Two news items pertaining to health-related legislation caught my attention this summer.  In the July 22 issue of The Wall Street Journal, in an article entitled “Exiling the Happy Meal,” reporter Sarah McBride discussed proposed legislation in Los Angeles that would ban fast-food restaurants like McDonald’s and KFC from opening in a 32-square-mile section of the city.  Not surprisingly, one critic referred to the proposed legislation as an “example of a nanny state.”  Another critic, the president of the California Restaurant Association, blamed the obesity epidemic on “sedentary lifestyles and lack of nutrition education.”

The article also referred to New York City’s law requiring disclosure of calories on the main menus above the counter, and noted that San Francisco also will implement calories disclosure legislation.

A second article, dated July 30, also in The Wall Street Journal, entitled “San Francisco Votes For New Tobacco Rules” reporter Ann Zimmerman describes San Francisco’s proposed law to ban tobacco sales at pharmacies. An article in the Journal the day before, also written by Ann Zimmerman, entitled “Drugstore Tobacco Sales Under Fire”  summarizes arguments from opponents of the legislation that suggest that the legislation will have little impact on smoking rates and will force retailers to deny members of the public something they want.

The fundamental divide between supporters and opponents of these kinds of legislation is whether changing the environment in which people shop and seek out restaurants will make a significant difference in public behaviors.  A recent book entitled Nudge, co-authored by Professors Cass Sunstein and Richard Thaler, makes a compelling argument that the environmental cues given to people matter greatly.  In their view, the government always is creating a “nanny state” environment.  The only question is whether it is a healthy or unhealthy environment.

While nutrition education certainly makes a difference, as Melinda Beck of The Wall Street Journal in her July 29 column entitled “On the Table: the Calories Lurking in Restaurant Food,”Dr.
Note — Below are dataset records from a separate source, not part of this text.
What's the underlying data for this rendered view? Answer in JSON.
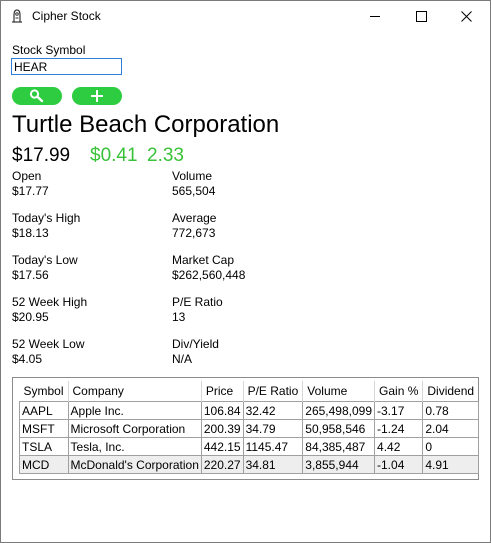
{
  "window": {
    "title": "Cipher Stock"
  },
  "form": {
    "symbol_label": "Stock Symbol",
    "symbol_value": "HEAR"
  },
  "quote": {
    "company": "Turtle Beach Corporation",
    "price": "$17.99",
    "change": "$0.41",
    "change_percent": "2.33",
    "stats": {
      "open": {
        "label": "Open",
        "value": "$17.77"
      },
      "high": {
        "label": "Today's High",
        "value": "$18.13"
      },
      "low": {
        "label": "Today's Low",
        "value": "$17.56"
      },
      "week52_high": {
        "label": "52 Week High",
        "value": "$20.95"
      },
      "week52_low": {
        "label": "52 Week Low",
        "value": "$4.05"
      },
      "volume": {
        "label": "Volume",
        "value": "565,504"
      },
      "average": {
        "label": "Average",
        "value": "772,673"
      },
      "market_cap": {
        "label": "Market Cap",
        "value": "$262,560,448"
      },
      "pe_ratio": {
        "label": "P/E Ratio",
        "value": "13"
      },
      "div_yield": {
        "label": "Div/Yield",
        "value": "N/A"
      }
    }
  },
  "colors": {
    "accent_green": "#2ecc40",
    "change_green": "#39c239",
    "input_border": "#2f7fd8"
  },
  "icons": {
    "app": "person-icon",
    "search": "search-icon",
    "add": "plus-icon",
    "minimize": "minimize-icon",
    "maximize": "maximize-icon",
    "close": "close-icon"
  },
  "watchlist": {
    "columns": [
      "Symbol",
      "Company",
      "Price",
      "P/E Ratio",
      "Volume",
      "Gain %",
      "Dividend"
    ],
    "rows": [
      [
        "AAPL",
        "Apple Inc.",
        "106.84",
        "32.42",
        "265,498,099",
        "-3.17",
        "0.78"
      ],
      [
        "MSFT",
        "Microsoft Corporation",
        "200.39",
        "34.79",
        "50,958,546",
        "-1.24",
        "2.04"
      ],
      [
        "TSLA",
        "Tesla, Inc.",
        "442.15",
        "1145.47",
        "84,385,487",
        "4.42",
        "0"
      ],
      [
        "MCD",
        "McDonald's Corporation",
        "220.27",
        "34.81",
        "3,855,944",
        "-1.04",
        "4.91"
      ]
    ]
  }
}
Brian Wansink of Cornell University, in his great book Mindless Eating, clearly demonstrates that how much we eat and what we eat are highly influenced by what is available, affordable, accessible, and abundant.

With respect to tobacco products, the easy availability in pharmacies has two behavioral effects: it makes access to tobacco easy, and it sends a symbolic message that tobacco usage is not as risky to health as we know it to be.  Pharmacies have a branding as places to which one goes to buy products that enhance health, not places that destroy health.

I commend Wegman’s, the grocery chain based in Rochester, New York, my hometown when I was growing up, which announced recently that it will stop selling cigarettes in its stores. While some individuals will stop going to Wegman’s because it refuses to sell cigarettes, I would assume that it will gain credibility as a grocery retailer firmly committed to health.

These legislative measures will not solve the problem of unhealthy behaviors, but they certainly are a step in the right direction.